What can we do, as individual citizens, to lessen the impact of this monster? The problem looks horribly stupendous and at the outset, any environment lover is likely to be afraid and feel quite hopeless about getting rid of this monster. It is obvious that state intervention is required and unless that happens, no progress can made. Several years before, Government of Maharashtra state in India took a half-hearted step towards finding a cure, when a ban was enforced on plastic bags that are less than 50 microns thick. The move failed in a most spectacular way. No one could tell in the first place, whether a bag was less than 50 microns thick or above it; unless he was in possession of an instrument, like a micrometer. Secondly, manufacturers of plastic bags simply shifted their production units outside state borders, where state had no jurisdiction, and poured back their production in Maharashtra. Because of high stakes in the industry and the convenience plastics offer to a common person, it was considered politically suicidal to bring in any legislation that would banish plastics.

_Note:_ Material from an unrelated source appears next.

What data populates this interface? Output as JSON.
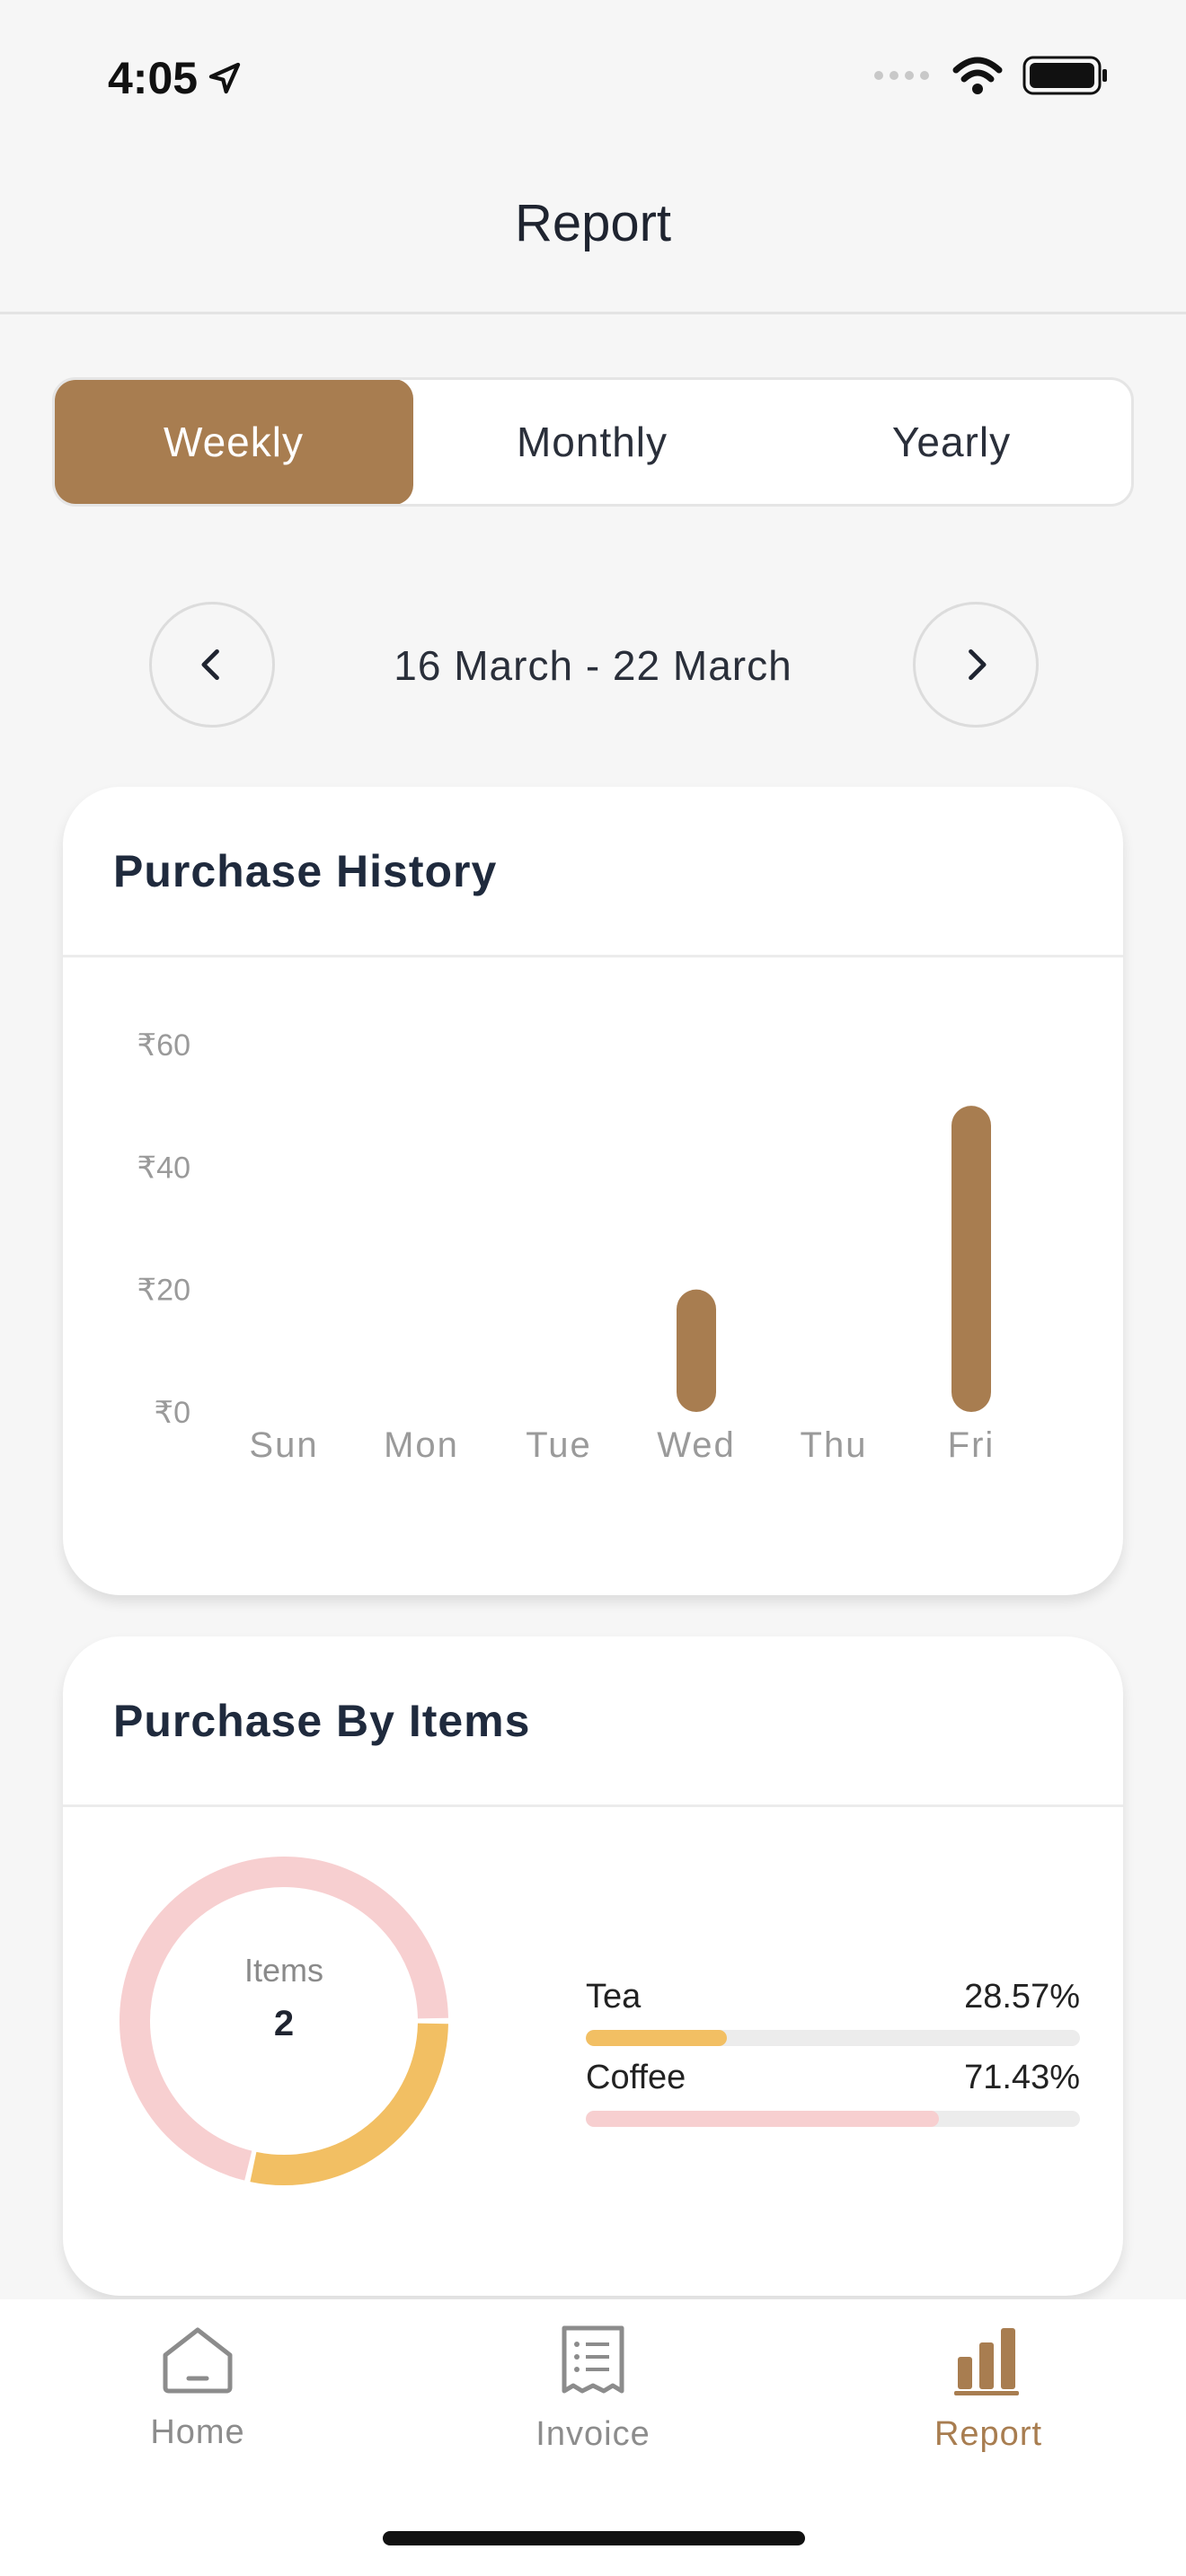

However, Government of Maharashtra finally took political courage and decided to banish plastics. No halfhearted steps this time-as all one time use plastics were banned lock stock and barrel. There were usual impediments like stay orders and court cases. However, Hon. High court of Mumbai sided with the Government. Government also stood political pressures rather well with simply neglecting all barking dogs.
From day one, I (that includes my wife too) had felt that we must do our bit. There were skeptics, who predicted that like most Government schemes even this would run its due course and fizzle out. We however decided that Ban or no ban; we would be plastics free from now on. As a first step, we set upon collecting all the plastics from our household. You will not believe it, but total plastic junk collected was enough to fill three regularly sized gunny bags. Plastics came out from everywhere, bedrooms, kitchen, and water closets. It appeared that during last few decades we had decided to collect a largest plastics stock an individual household could manage. We had our sad moments of parting, especially with zip-lock bags, which we had lovingly brought back from every tour, made beyond Indian coastline. (These are now available in India itself). With a heavy heart, we bid our good bye to even these. There were some beautifully printed plastic table sheets and bags. They even had to go. Mercifully, for us, Government had allowed that plastics could be disposed of along with dry garbage. We took full advantage of that and by due date (23 June 2018) we were at least 99% plastics free.
Plastics still turn up in our household; from most unexpected places and come in with merchandise bought. We have started t segregating it. We would dispose it off with the collecting centers, set up for the purpose at periodic intervals. It feels kind of guilt free to live in a plastic free home. I would recommend it to everyone.